Using data from the Judicial Yellow Book and a database of federal court cases, the researchers find that judges who hear more cases alongside female colleagues are 4 percentage points more likely to hire at least one female law clerk in the following year. They also examine whether exposure differentially affects judges who vary in meaningful ways — by gender, age, experience level, political affiliation, status, quality, and current law clerk staff composition. The effects of exposure to female judicial colleagues are larger for men, for judges whose current roster of law clerks is majority male, and for less-experienced judges. For example, male judges who hear more cases alongside female judges are 4.3 percentage points more likely to hire a female law clerk subsequently, while female judges who hear more cases alongside female judges are 1.6 percentage points more likely to hire a female law clerk subsequently.

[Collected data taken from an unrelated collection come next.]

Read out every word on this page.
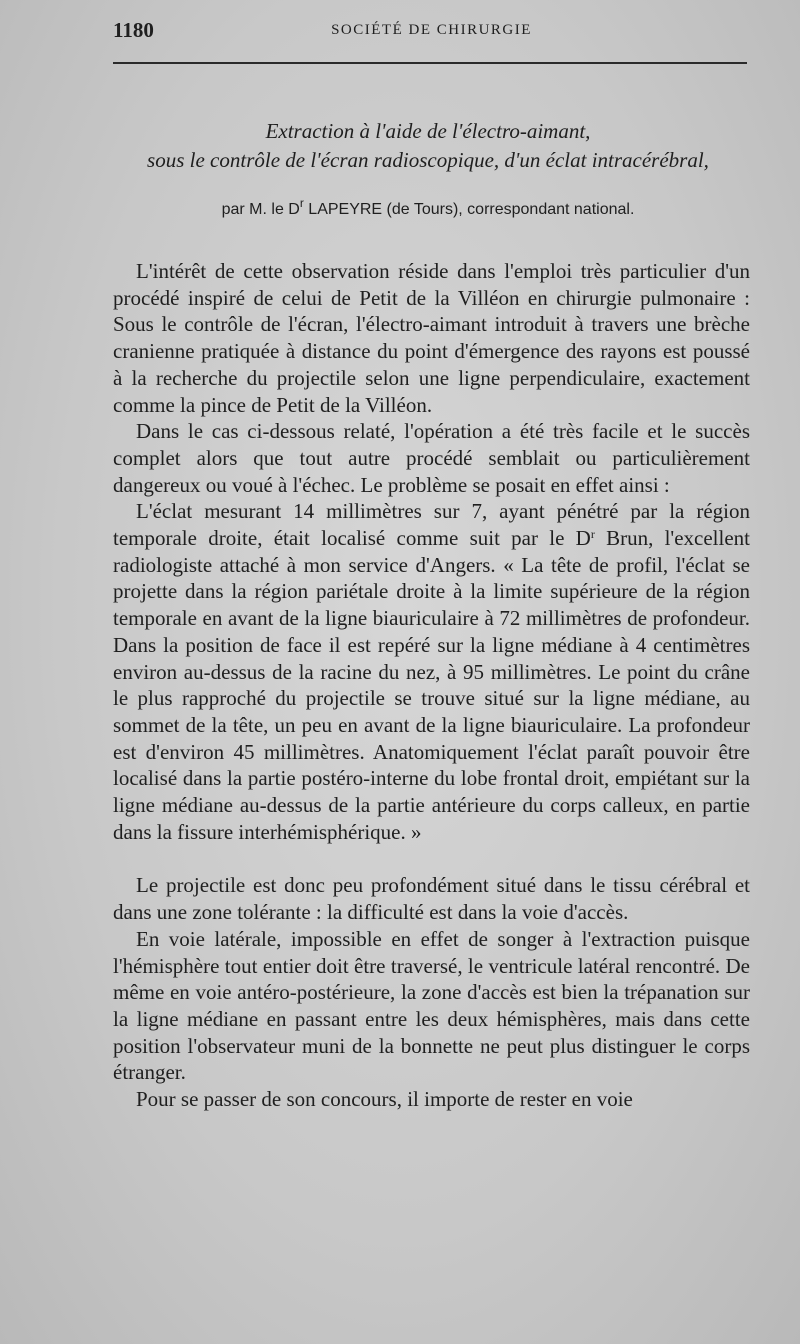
1180	SOCIÉTÉ DE CHIRURGIE
Extraction à l'aide de l'électro-aimant,
sous le contrôle de l'écran radioscopique, d'un éclat intracérébral,
par M. le $D^r$ LAPEYRE (de Tours), correspondant national.

L'intérêt de cette observation réside dans l'emploi très particulier d'un procédé inspiré de celui de Petit de la Villéon en chirurgie pulmonaire : Sous le contrôle de l'écran, l'électro-aimant introduit à travers une brèche cranienne pratiquée à distance du point d'émergence des rayons est poussé à la recherche du projectile selon une ligne perpendiculaire, exactement comme la pince de Petit de la Villéon.

Dans le cas ci-dessous relaté, l'opération a été très facile et le succès complet alors que tout autre procédé semblait ou particulièrement dangereux ou voué à l'échec. Le problème se posait en effet ainsi :

L'éclat mesurant 14 millimètres sur 7, ayant pénétré par la région temporale droite, était localisé comme suit par le $D^r$ Brun, l'excellent radiologiste attaché à mon service d'Angers. « La tête de profil, l'éclat se projette dans la région pariétale droite à la limite supérieure de la région temporale en avant de la ligne biauriculaire à 72 millimètres de profondeur. Dans la position de face il est repéré sur la ligne médiane à 4 centimètres environ au-dessus de la racine du nez, à 95 millimètres. Le point du crâne le plus rapproché du projectile se trouve situé sur la ligne médiane, au sommet de la tête, un peu en avant de la ligne biauriculaire. La profondeur est d'environ 45 millimètres. Anatomiquement l'éclat paraît pouvoir être localisé dans la partie postéro-interne du lobe frontal droit, empiétant sur la ligne médiane au-dessus de la partie antérieure du corps calleux, en partie dans la fissure interhémisphérique. »

Le projectile est donc peu profondément situé dans le tissu cérébral et dans une zone tolérante : la difficulté est dans la voie d'accès.

En voie latérale, impossible en effet de songer à l'extraction puisque l'hémisphère tout entier doit être traversé, le ventricule latéral rencontré. De même en voie antéro-postérieure, la zone d'accès est bien la trépanation sur la ligne médiane en passant entre les deux hémisphères, mais dans cette position l'observateur muni de la bonnette ne peut plus distinguer le corps étranger.

Pour se passer de son concours, il importe de rester en voie
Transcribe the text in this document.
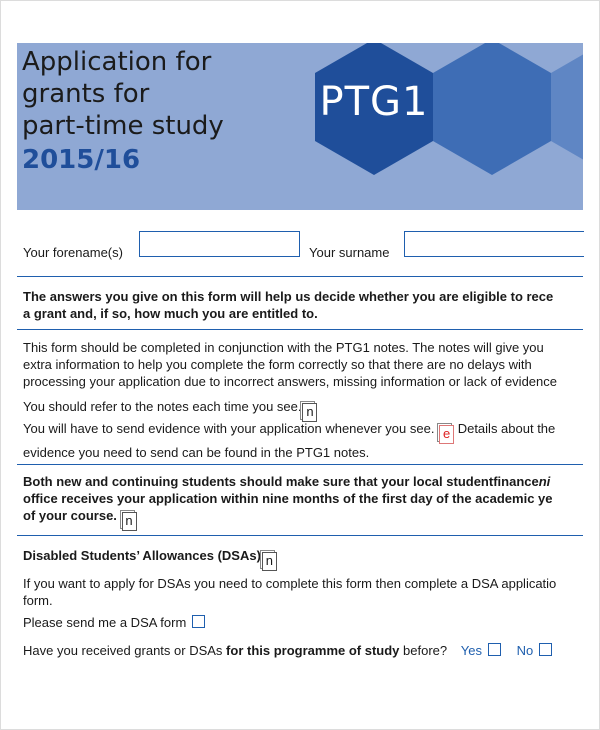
Application for
grants for
part-time study
2015/16
PTG1
Your forename(s)	Your surname
The answers you give on this form will help us decide whether you are eligible to rece
a grant and, if so, how much you are entitled to.
This form should be completed in conjunction with the PTG1 notes. The notes will give you
extra information to help you complete the form correctly so that there are no delays with
processing your application due to incorrect answers, missing information or lack of evidence
You should refer to the notes each time you see. n
You will have to send evidence with your application whenever you see. e Details about the
evidence you need to send can be found in the PTG1 notes.
Both new and continuing students should make sure that your local studentfinanceni
office receives your application within nine months of the first day of the academic ye
of your course. n
Disabled Students’ Allowances (DSAs) n
If you want to apply for DSAs you need to complete this form then complete a DSA applicatio
form.
Please send me a DSA form
Have you received grants or DSAs for this programme of study before? Yes	No
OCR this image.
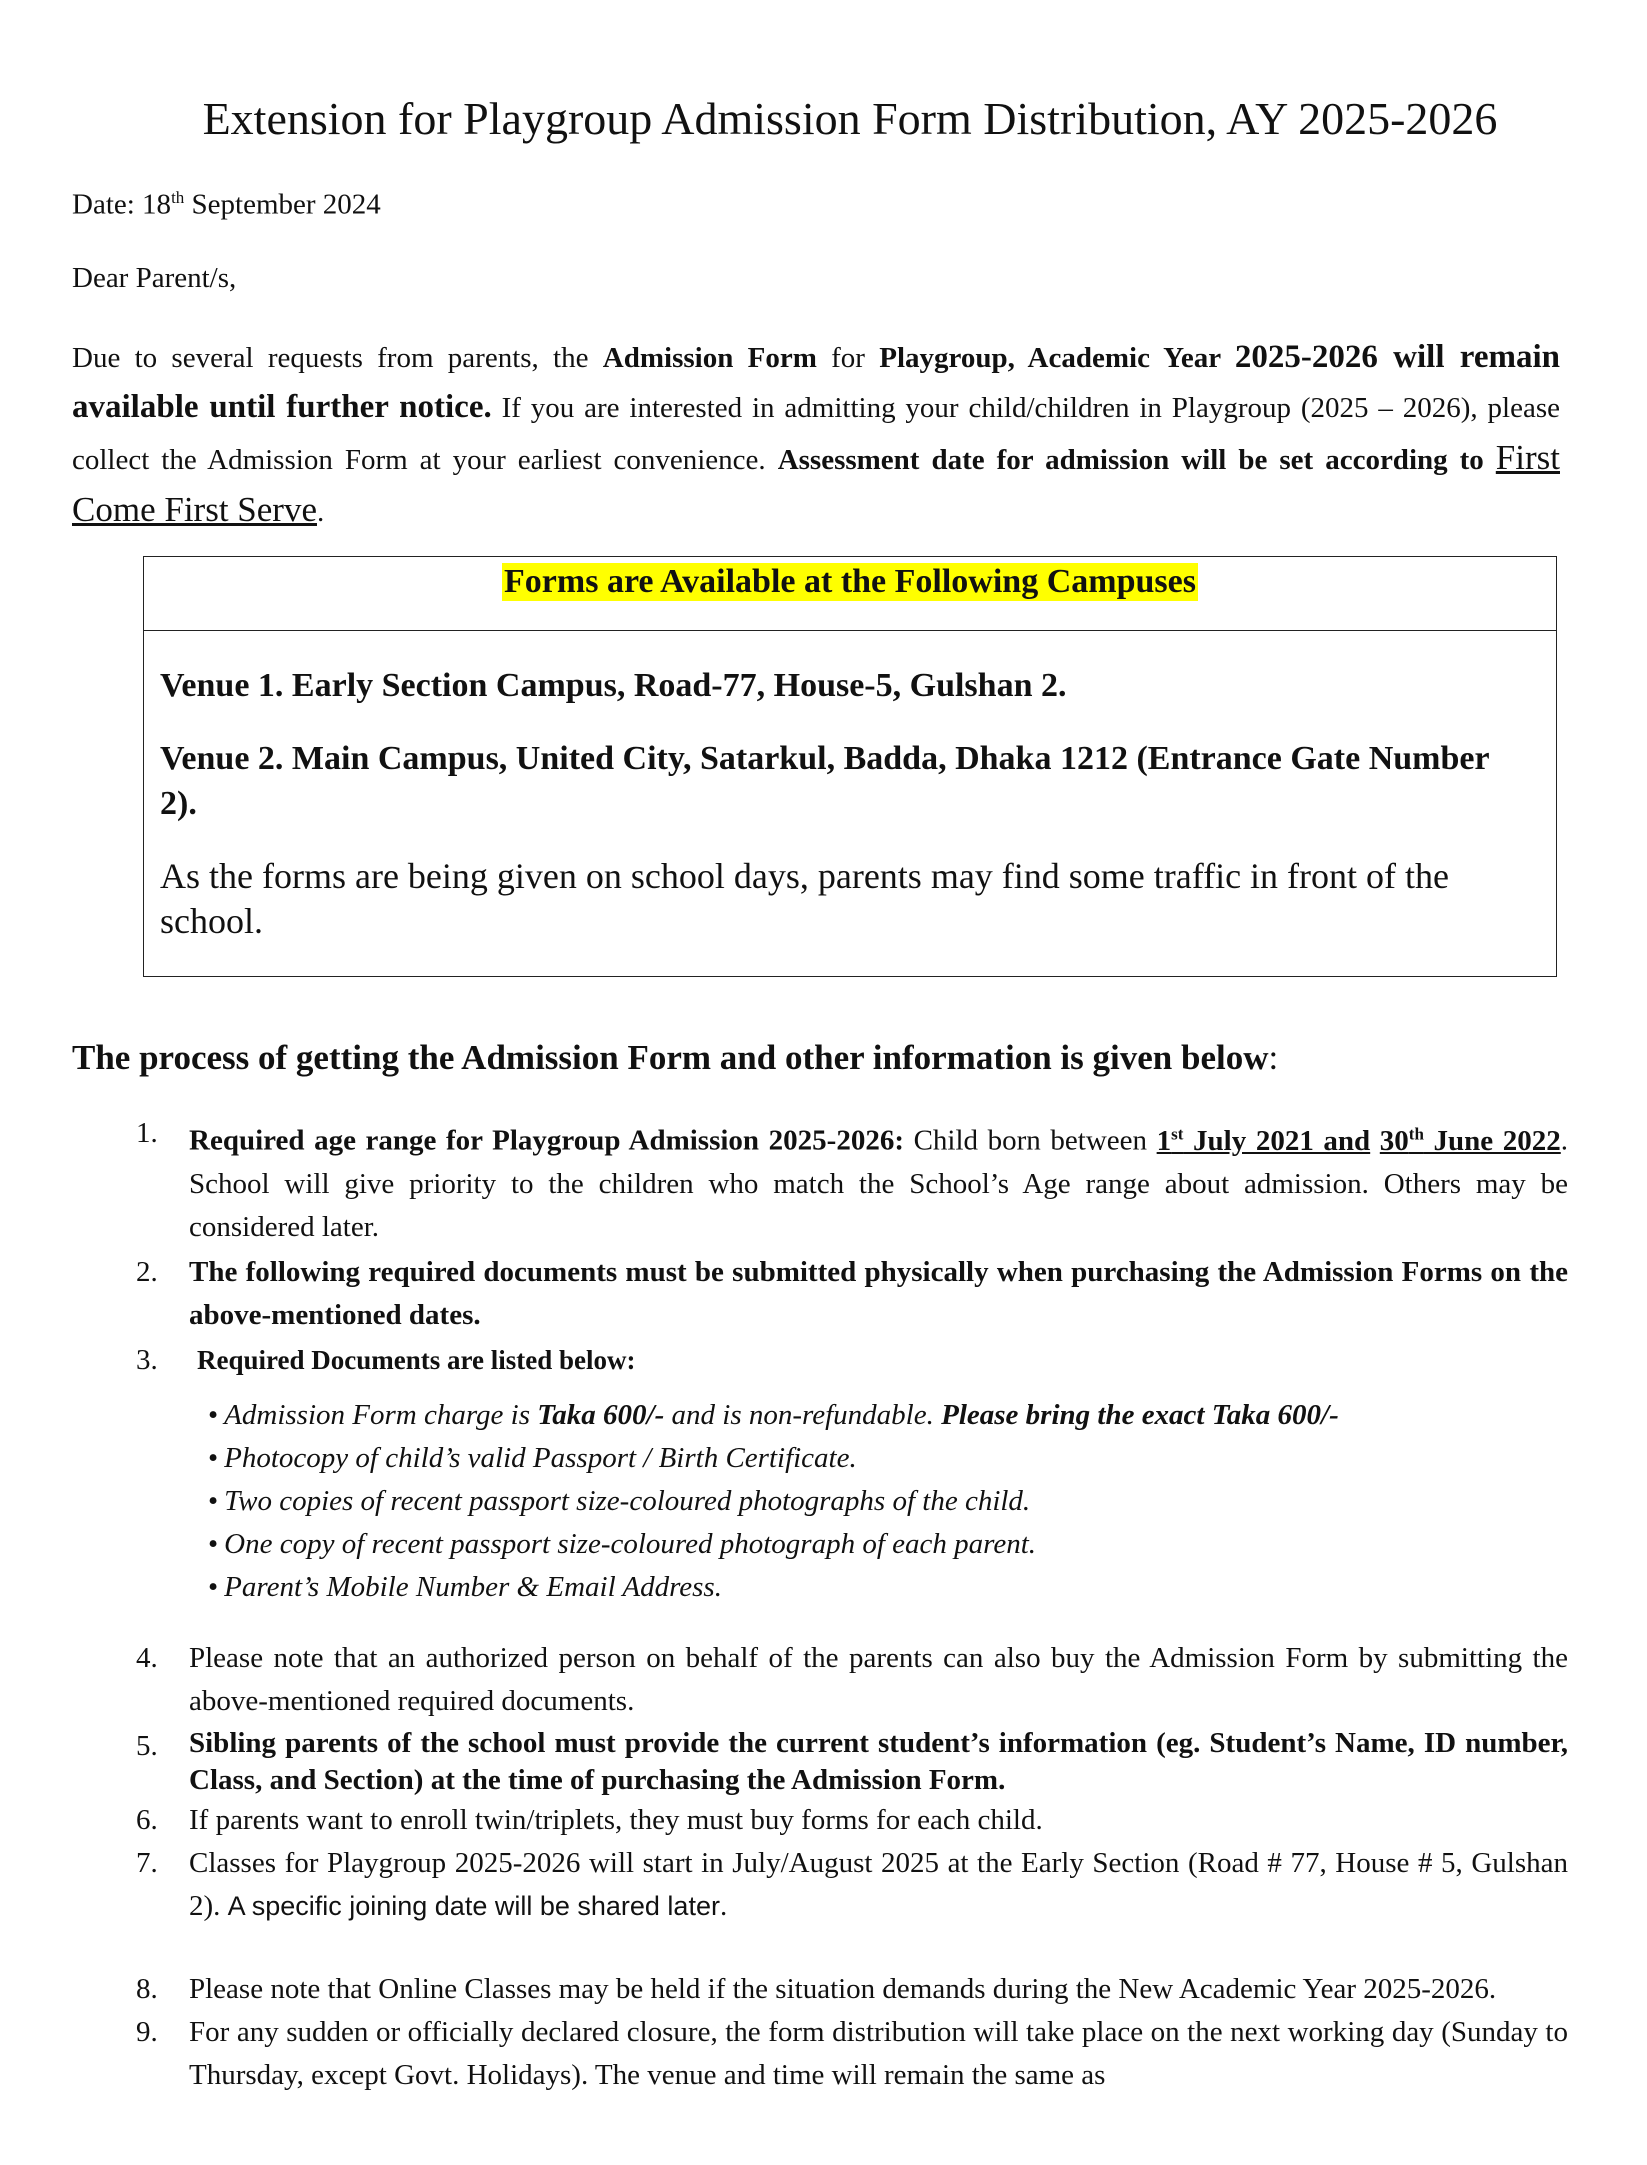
Extension for Playgroup Admission Form Distribution, AY 2025-2026
Date: 18th September 2024
Dear Parent/s,
Due to several requests from parents, the Admission Form for Playgroup, Academic Year 2025-2026 will remain available until further notice. If you are interested in admitting your child/children in Playgroup (2025 – 2026), please collect the Admission Form at your earliest convenience. Assessment date for admission will be set according to First Come First Serve.
Forms are Available at the Following Campuses
Venue 1. Early Section Campus, Road-77, House-5, Gulshan 2.
Venue 2. Main Campus, United City, Satarkul, Badda, Dhaka 1212 (Entrance Gate Number 2).
As the forms are being given on school days, parents may find some traffic in front of the school.
The process of getting the Admission Form and other information is given below:
1.	Required age range for Playgroup Admission 2025-2026: Child born between 1st July 2021 and 30th June 2022. School will give priority to the children who match the School’s Age range about admission. Others may be considered later.
2.	The following required documents must be submitted physically when purchasing the Admission Forms on the above-mentioned dates.
3.	Required Documents are listed below:
• Admission Form charge is Taka 600/- and is non-refundable. Please bring the exact Taka 600/-
• Photocopy of child’s valid Passport / Birth Certificate.
• Two copies of recent passport size-coloured photographs of the child.
• One copy of recent passport size-coloured photograph of each parent.
• Parent’s Mobile Number & Email Address.
4.	Please note that an authorized person on behalf of the parents can also buy the Admission Form by submitting the above-mentioned required documents.
5.	Sibling parents of the school must provide the current student’s information (eg. Student’s Name, ID number, Class, and Section) at the time of purchasing the Admission Form.
6.	If parents want to enroll twin/triplets, they must buy forms for each child.
7.	Classes for Playgroup 2025-2026 will start in July/August 2025 at the Early Section (Road # 77, House # 5, Gulshan 2). A specific joining date will be shared later.
8.	Please note that Online Classes may be held if the situation demands during the New Academic Year 2025-2026.
9.	For any sudden or officially declared closure, the form distribution will take place on the next working day (Sunday to Thursday, except Govt. Holidays). The venue and time will remain the same as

We find that the proportion of female hires increases by 1.93% if you replace a son with a daughter for the existing partners in a firm. Given that about 8.03% of the new hires are female, this suggests a 24% increase in the probability of hiring a senior female investor when a son is replaced with a daughter for the existing partners. … [W]e also show that improved gender diversity, induced by parenting more daughters, improves deal and fund performances.
My guess is that not many judges or venture capitalists had previously been openly vowing not to hire women as clerks or as as part of venture capital firms; indeed, I\’m sure many of had previous hired a few women. In addition, I doubt that these changes involved an open and conscious change-of-heart epiphany about hiring more women. I doubt that a lot of judges were muttering in their chamber: \”Well, now that I\’ve been on a panel with a female judge, I\’ll go ahead and hire more female law clerks.\” I doubt a lot of venture capitalists were muttering to themselves: \”Well, now that I have a daughter, all of a sudden women job applicants seem more plausible to me.\” Instead, it seems to me that these kinds of studies both demonstrate the existence of an unconscious bias and a mechanism for attenuating that bias.
[P]olicies to increase interracial contact—like limiting residential segregation—may offer a useful point of leverage. Residential and social segregation may lead to prejudice and taste-based discrimination. Pettigrew and Tropp (2006) provide a meta-analysis of 515 studies and conclude that there is strong support for “intergroup contact theory,” which proposes that contact tends to reduce prejudice. Some economists have contributed to our understanding of this topic. Carrell, Hoekstra, and West (2015), for example, found that having an additional black member in an Air Force squadron of roughly 35 people increased the probability of having a black roommate as a sophomore (usually not a freshman squadron member) by about one percentage point, or about 18 percent. Similarly, exposure to more black peers with high admissions scores increased the probability that whites reported that they had become more accepting of African Americans. Dahl, Kotsadam, and Rooth (2018) find similar positive effects on male attitudes towards female recruits from having been assigned to a squad with a woman member during boot camp in Norway. In particular, given the importance of networks in job search, social distance can directly increase racial disparities in employment (Loury 2000). These studies, together with the large literature outside economics, suggest a public interest in greater integration and reducing social distance across groups.